To make the distribution of letters even I create an alternative alphabet string called weighted that contains a relative abundance of alphabet characters according to what has already been included from the 100 special sequence.
int main()
{
std::srand(std::time(0));
using std::size_t;
const size_t N = 20000;
std::string alphabet("ACGT");
// stuff the ballot
std::vector<std::string> v(100, "CCGT");
// build a properly weighted alphabet string
// to give each letter equal chance of appearing
// in the final string
std::string weighted;
// This could be scaled down to make the weighted string much smaller
for(size_t i = 0; i < (N - 200) / 4; ++i) // already have 200 Cs
weighted += "C";
for(size_t i = 0; i < (N - 100) / 4; ++i) // already have 100 Ns & Gs
weighted += "GT";
for(size_t i = 0; i < N / 4; ++i)
weighted += "A";
size_t remaining = N - (v.size() * 4);
// add the remaining characters to the weighted string
std::string s;
for(size_t i = 0; i < remaining; ++i)
s += weighted[std::rand() % weighted.size()];
// add the random "4 char" sequences to the vector so
// we can randomly distribute the pre-loaded special "4 char"
// sequence among them.
for(std::size_t i = 0; i < s.size(); i += 4)
v.push_back(s.substr(i, 4));
// distribute the "4 char" sequences randomly
std::random_shuffle(v.begin(), v.end());
// rebuild string s from vector
s.clear();
for(auto&& seq: v)
s += seq;
std::cout << s.size() << '\n'; // should be N
}
I like the answer by #Andy Newman and think that is probably the best way - the code below is a compilable example of what they suggested.
#include <string>
#include <algorithm>
#include <iostream>
int main()
{
srand(time(0));
int N = 20000;
std::string alphabet("ACGT");
std::string str;
str.reserve(N);
int int_array[19700];
// Populate int array
for (int index = 0; index < 19700; index++)
{
if (index < 100)
{
int_array[index] = 0;
}
else
{
int_array[index] = (rand() % 4) + 1;
}
}
// Want the array in a random order
std::random_shuffle(&int_array[0], &int_array[19700]);
// Now populate string from the int array
for (int index = 0; index < 19700; index++)
{
switch(int_array[index])
{
case 0:
str += alphabet;
break;
case 1:
str += 'A';
break;
case 2:
str += 'C';
break;
case 3:
str += 'G';
break;
case 4:
str += 'T';
break;
default:
break;
}
}
// Print out to check what it looks like
std::cout << str << std::endl;
}
You should make N larger.
I take this liberty because you say 'create a string of around 20,000 characters'; but there's more to it than that.
If you're only finding around 20-30 instances in a string of 20000 characters then something is wrong. A ballpark estimate is to say that there are 20000 character positions to test, and at each of these there will be a four-letter string from an alphabet of four letters, giving a 1/256 chance of it being a specific string. The average should be (approximately; because I've oversimplified) 20000/256, or 78 hits.

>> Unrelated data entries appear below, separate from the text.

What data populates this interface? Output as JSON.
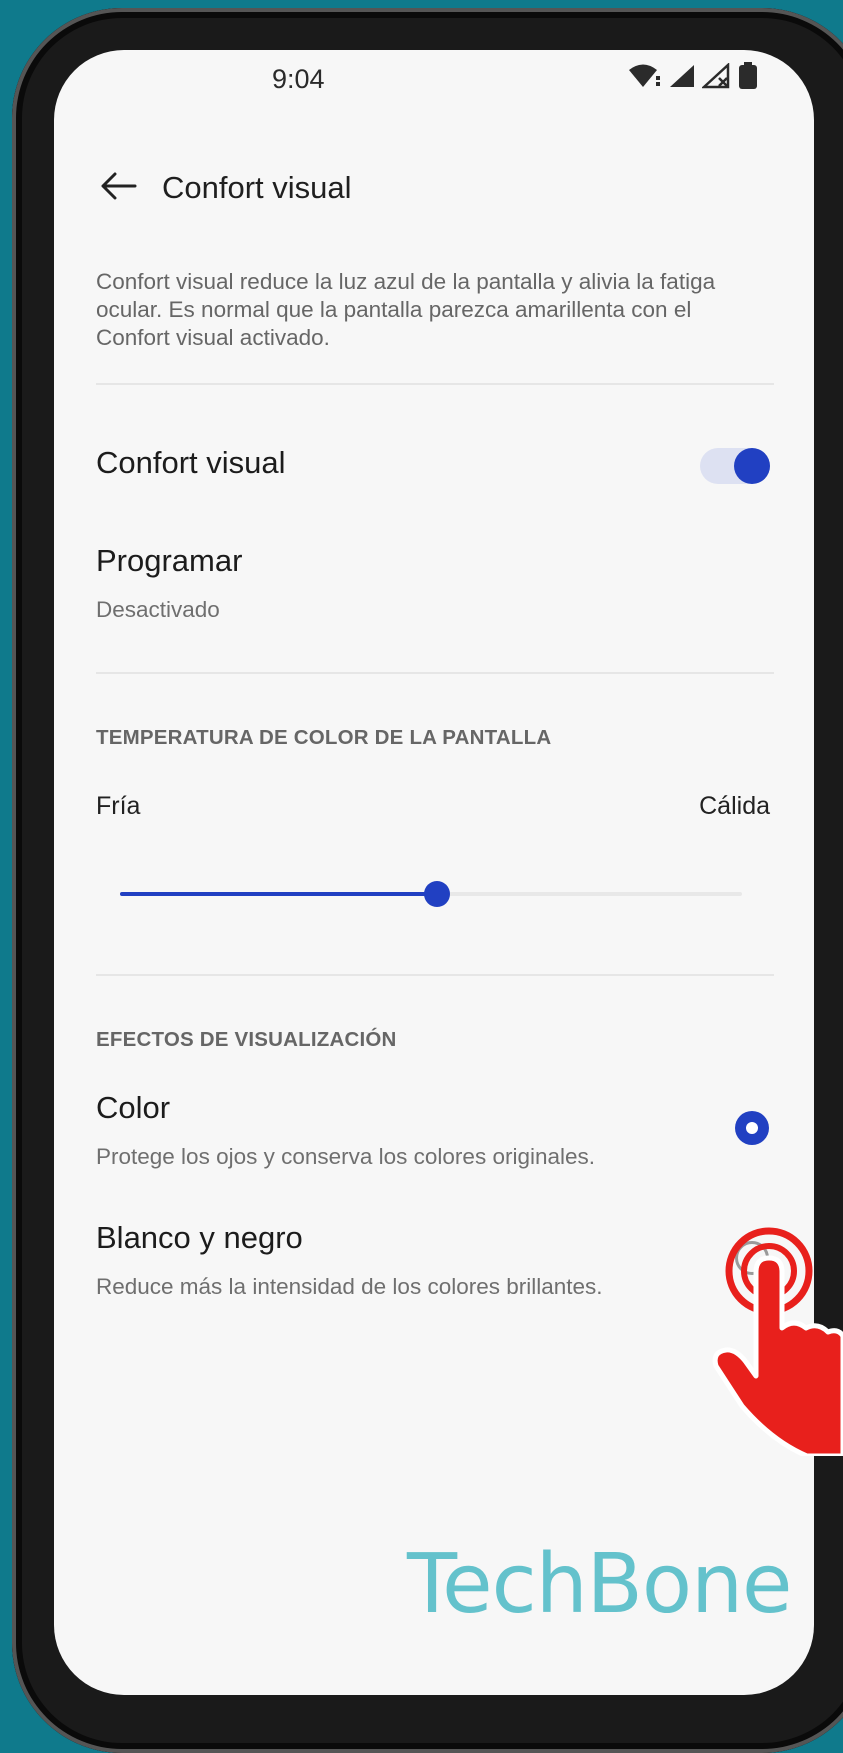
{
  "status_bar": {
    "time": "9:04",
    "icons": [
      "wifi-icon",
      "signal-icon",
      "signal-no-service-icon",
      "battery-icon"
    ]
  },
  "header": {
    "back_icon": "arrow-left-icon",
    "title": "Confort visual"
  },
  "description": "Confort visual reduce la luz azul de la pantalla y alivia la fatiga ocular. Es normal que la pantalla parezca amarillenta con el Confort visual activado.",
  "settings": {
    "confort_visual": {
      "label": "Confort visual",
      "enabled": true
    },
    "programar": {
      "label": "Programar",
      "value": "Desactivado"
    }
  },
  "temperature": {
    "section_title": "TEMPERATURA DE COLOR DE LA PANTALLA",
    "min_label": "Fría",
    "max_label": "Cálida",
    "value_fraction": 0.51
  },
  "effects": {
    "section_title": "EFECTOS DE VISUALIZACIÓN",
    "options": [
      {
        "title": "Color",
        "subtitle": "Protege los ojos y conserva los colores originales.",
        "selected": true
      },
      {
        "title": "Blanco y negro",
        "subtitle": "Reduce más la intensidad de los colores brillantes.",
        "selected": false
      }
    ]
  },
  "watermark": "TechBone",
  "colors": {
    "accent": "#2140c2",
    "background": "#0f7a8c",
    "screen": "#f7f7f7",
    "pointer": "#e8201c"
  }
}
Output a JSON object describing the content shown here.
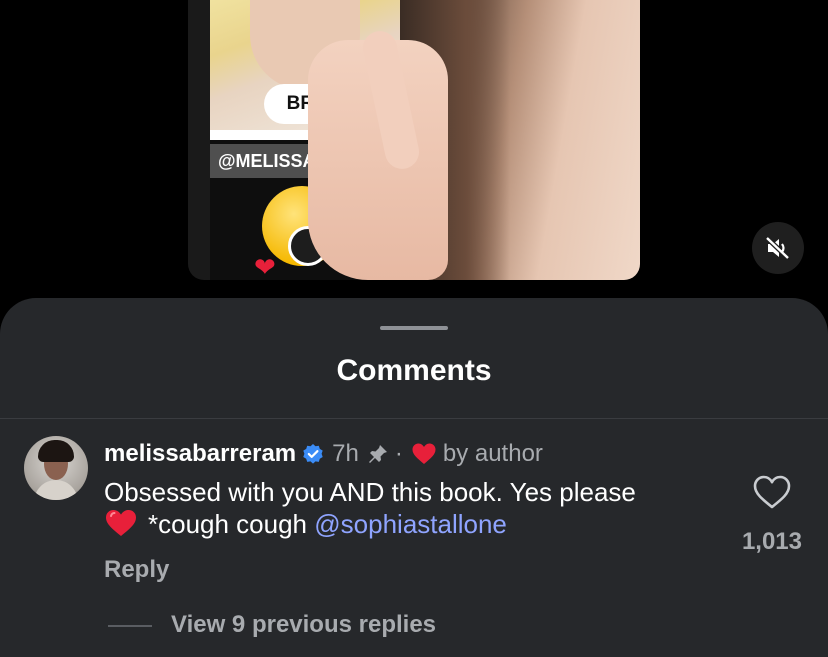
{
  "video": {
    "sticker_label": "BRI",
    "overlay_handle": "@MELISSABARRE",
    "mute_icon": "speaker-muted-icon"
  },
  "comments": {
    "title": "Comments",
    "items": [
      {
        "username": "melissabarreram",
        "verified": true,
        "time": "7h",
        "pinned": true,
        "separator": "·",
        "author_liked_text": "by author",
        "text": "Obsessed with you AND this book. Yes please",
        "text_line2": "*cough cough",
        "mention": "@sophiastallone",
        "reply_label": "Reply",
        "likes": "1,013",
        "view_replies": "View 9 previous replies"
      }
    ]
  },
  "colors": {
    "sheet_bg": "#26282b",
    "mention": "#8fa4ff",
    "verified": "#3b8cf6",
    "heart": "#e8203a",
    "muted_text": "#a8abaf"
  }
}
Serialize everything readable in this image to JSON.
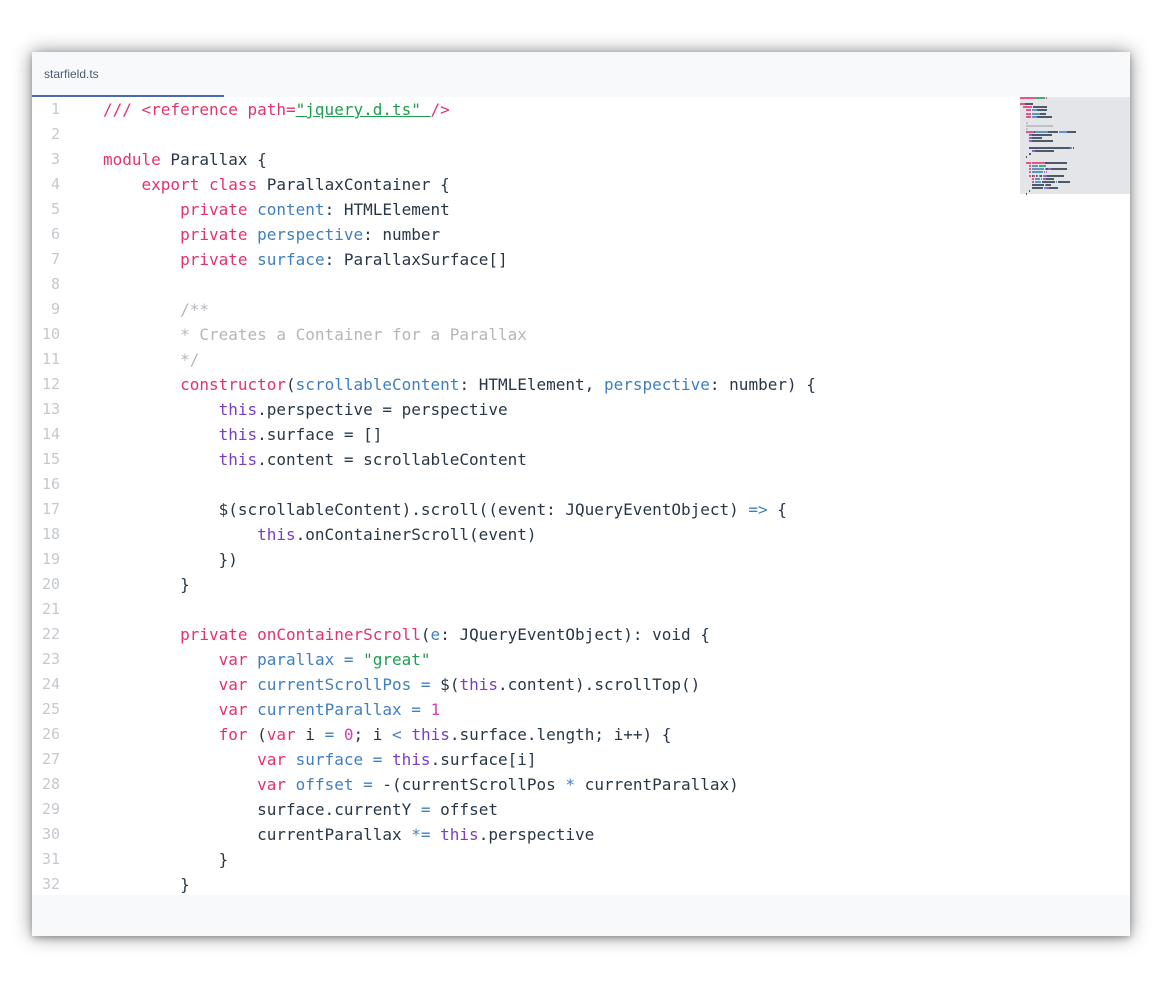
{
  "tab": {
    "label": "starfield.ts"
  },
  "colors": {
    "keyword": "#e2336b",
    "this": "#7a3ec4",
    "identifier": "#3f7fc0",
    "string": "#1e9e4e",
    "number": "#d63fb3",
    "comment": "#b3b7bc",
    "plain": "#283747",
    "tab_underline": "#4a6da7"
  },
  "line_numbers": [
    "1",
    "2",
    "3",
    "4",
    "5",
    "6",
    "7",
    "8",
    "9",
    "10",
    "11",
    "12",
    "13",
    "14",
    "15",
    "16",
    "17",
    "18",
    "19",
    "20",
    "21",
    "22",
    "23",
    "24",
    "25",
    "26",
    "27",
    "28",
    "29",
    "30",
    "31",
    "32"
  ],
  "lines": [
    [
      [
        "kw",
        "/// <reference path="
      ],
      [
        "strlink",
        "\"jquery.d.ts\" "
      ],
      [
        "kw",
        "/>"
      ]
    ],
    [],
    [
      [
        "kw",
        "module"
      ],
      [
        "plain",
        " Parallax {"
      ]
    ],
    [
      [
        "plain",
        "    "
      ],
      [
        "kw",
        "export"
      ],
      [
        "plain",
        " "
      ],
      [
        "kw",
        "class"
      ],
      [
        "plain",
        " ParallaxContainer {"
      ]
    ],
    [
      [
        "plain",
        "        "
      ],
      [
        "kw",
        "private"
      ],
      [
        "plain",
        " "
      ],
      [
        "id",
        "content"
      ],
      [
        "plain",
        ": HTMLElement"
      ]
    ],
    [
      [
        "plain",
        "        "
      ],
      [
        "kw",
        "private"
      ],
      [
        "plain",
        " "
      ],
      [
        "id",
        "perspective"
      ],
      [
        "plain",
        ": number"
      ]
    ],
    [
      [
        "plain",
        "        "
      ],
      [
        "kw",
        "private"
      ],
      [
        "plain",
        " "
      ],
      [
        "id",
        "surface"
      ],
      [
        "plain",
        ": ParallaxSurface[]"
      ]
    ],
    [],
    [
      [
        "cm",
        "        /**"
      ]
    ],
    [
      [
        "cm",
        "        * Creates a Container for a Parallax"
      ]
    ],
    [
      [
        "cm",
        "        */"
      ]
    ],
    [
      [
        "plain",
        "        "
      ],
      [
        "kw",
        "constructor"
      ],
      [
        "plain",
        "("
      ],
      [
        "id",
        "scrollableContent"
      ],
      [
        "plain",
        ": HTMLElement, "
      ],
      [
        "id",
        "perspective"
      ],
      [
        "plain",
        ": number) {"
      ]
    ],
    [
      [
        "plain",
        "            "
      ],
      [
        "this",
        "this"
      ],
      [
        "plain",
        ".perspective = perspective"
      ]
    ],
    [
      [
        "plain",
        "            "
      ],
      [
        "this",
        "this"
      ],
      [
        "plain",
        ".surface = []"
      ]
    ],
    [
      [
        "plain",
        "            "
      ],
      [
        "this",
        "this"
      ],
      [
        "plain",
        ".content = scrollableContent"
      ]
    ],
    [],
    [
      [
        "plain",
        "            $(scrollableContent).scroll((event: JQueryEventObject) "
      ],
      [
        "id",
        "=>"
      ],
      [
        "plain",
        " {"
      ]
    ],
    [
      [
        "plain",
        "                "
      ],
      [
        "this",
        "this"
      ],
      [
        "plain",
        ".onContainerScroll(event)"
      ]
    ],
    [
      [
        "plain",
        "            })"
      ]
    ],
    [
      [
        "plain",
        "        }"
      ]
    ],
    [],
    [
      [
        "plain",
        "        "
      ],
      [
        "kw",
        "private"
      ],
      [
        "plain",
        " "
      ],
      [
        "kw",
        "onContainerScroll"
      ],
      [
        "plain",
        "("
      ],
      [
        "id",
        "e"
      ],
      [
        "plain",
        ": JQueryEventObject): void {"
      ]
    ],
    [
      [
        "plain",
        "            "
      ],
      [
        "kw",
        "var"
      ],
      [
        "plain",
        " "
      ],
      [
        "id",
        "parallax"
      ],
      [
        "plain",
        " "
      ],
      [
        "id",
        "="
      ],
      [
        "plain",
        " "
      ],
      [
        "str",
        "\"great\""
      ]
    ],
    [
      [
        "plain",
        "            "
      ],
      [
        "kw",
        "var"
      ],
      [
        "plain",
        " "
      ],
      [
        "id",
        "currentScrollPos"
      ],
      [
        "plain",
        " "
      ],
      [
        "id",
        "="
      ],
      [
        "plain",
        " $("
      ],
      [
        "this",
        "this"
      ],
      [
        "plain",
        ".content).scrollTop()"
      ]
    ],
    [
      [
        "plain",
        "            "
      ],
      [
        "kw",
        "var"
      ],
      [
        "plain",
        " "
      ],
      [
        "id",
        "currentParallax"
      ],
      [
        "plain",
        " "
      ],
      [
        "id",
        "="
      ],
      [
        "plain",
        " "
      ],
      [
        "num",
        "1"
      ]
    ],
    [
      [
        "plain",
        "            "
      ],
      [
        "kw",
        "for"
      ],
      [
        "plain",
        " ("
      ],
      [
        "kw",
        "var"
      ],
      [
        "plain",
        " i "
      ],
      [
        "id",
        "="
      ],
      [
        "plain",
        " "
      ],
      [
        "num",
        "0"
      ],
      [
        "plain",
        "; i "
      ],
      [
        "id",
        "<"
      ],
      [
        "plain",
        " "
      ],
      [
        "this",
        "this"
      ],
      [
        "plain",
        ".surface.length; i++) {"
      ]
    ],
    [
      [
        "plain",
        "                "
      ],
      [
        "kw",
        "var"
      ],
      [
        "plain",
        " "
      ],
      [
        "id",
        "surface"
      ],
      [
        "plain",
        " "
      ],
      [
        "id",
        "="
      ],
      [
        "plain",
        " "
      ],
      [
        "this",
        "this"
      ],
      [
        "plain",
        ".surface[i]"
      ]
    ],
    [
      [
        "plain",
        "                "
      ],
      [
        "kw",
        "var"
      ],
      [
        "plain",
        " "
      ],
      [
        "id",
        "offset"
      ],
      [
        "plain",
        " "
      ],
      [
        "id",
        "="
      ],
      [
        "plain",
        " -(currentScrollPos "
      ],
      [
        "id",
        "*"
      ],
      [
        "plain",
        " currentParallax)"
      ]
    ],
    [
      [
        "plain",
        "                surface.currentY "
      ],
      [
        "id",
        "="
      ],
      [
        "plain",
        " offset"
      ]
    ],
    [
      [
        "plain",
        "                currentParallax "
      ],
      [
        "id",
        "*="
      ],
      [
        "plain",
        " "
      ],
      [
        "this",
        "this"
      ],
      [
        "plain",
        ".perspective"
      ]
    ],
    [
      [
        "plain",
        "            }"
      ]
    ],
    [
      [
        "plain",
        "        }"
      ]
    ]
  ]
}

It could be that your string isn't properly randomised (likely due to the use of the modulo idiom), or perhaps you're testing only every fourth character position -- as if the string were a list of non-overlapping four-letter words.
If you can bring your average hit rate back up to 78, then you can reach a little further to your 100 requirement simply by increasing N proportionally.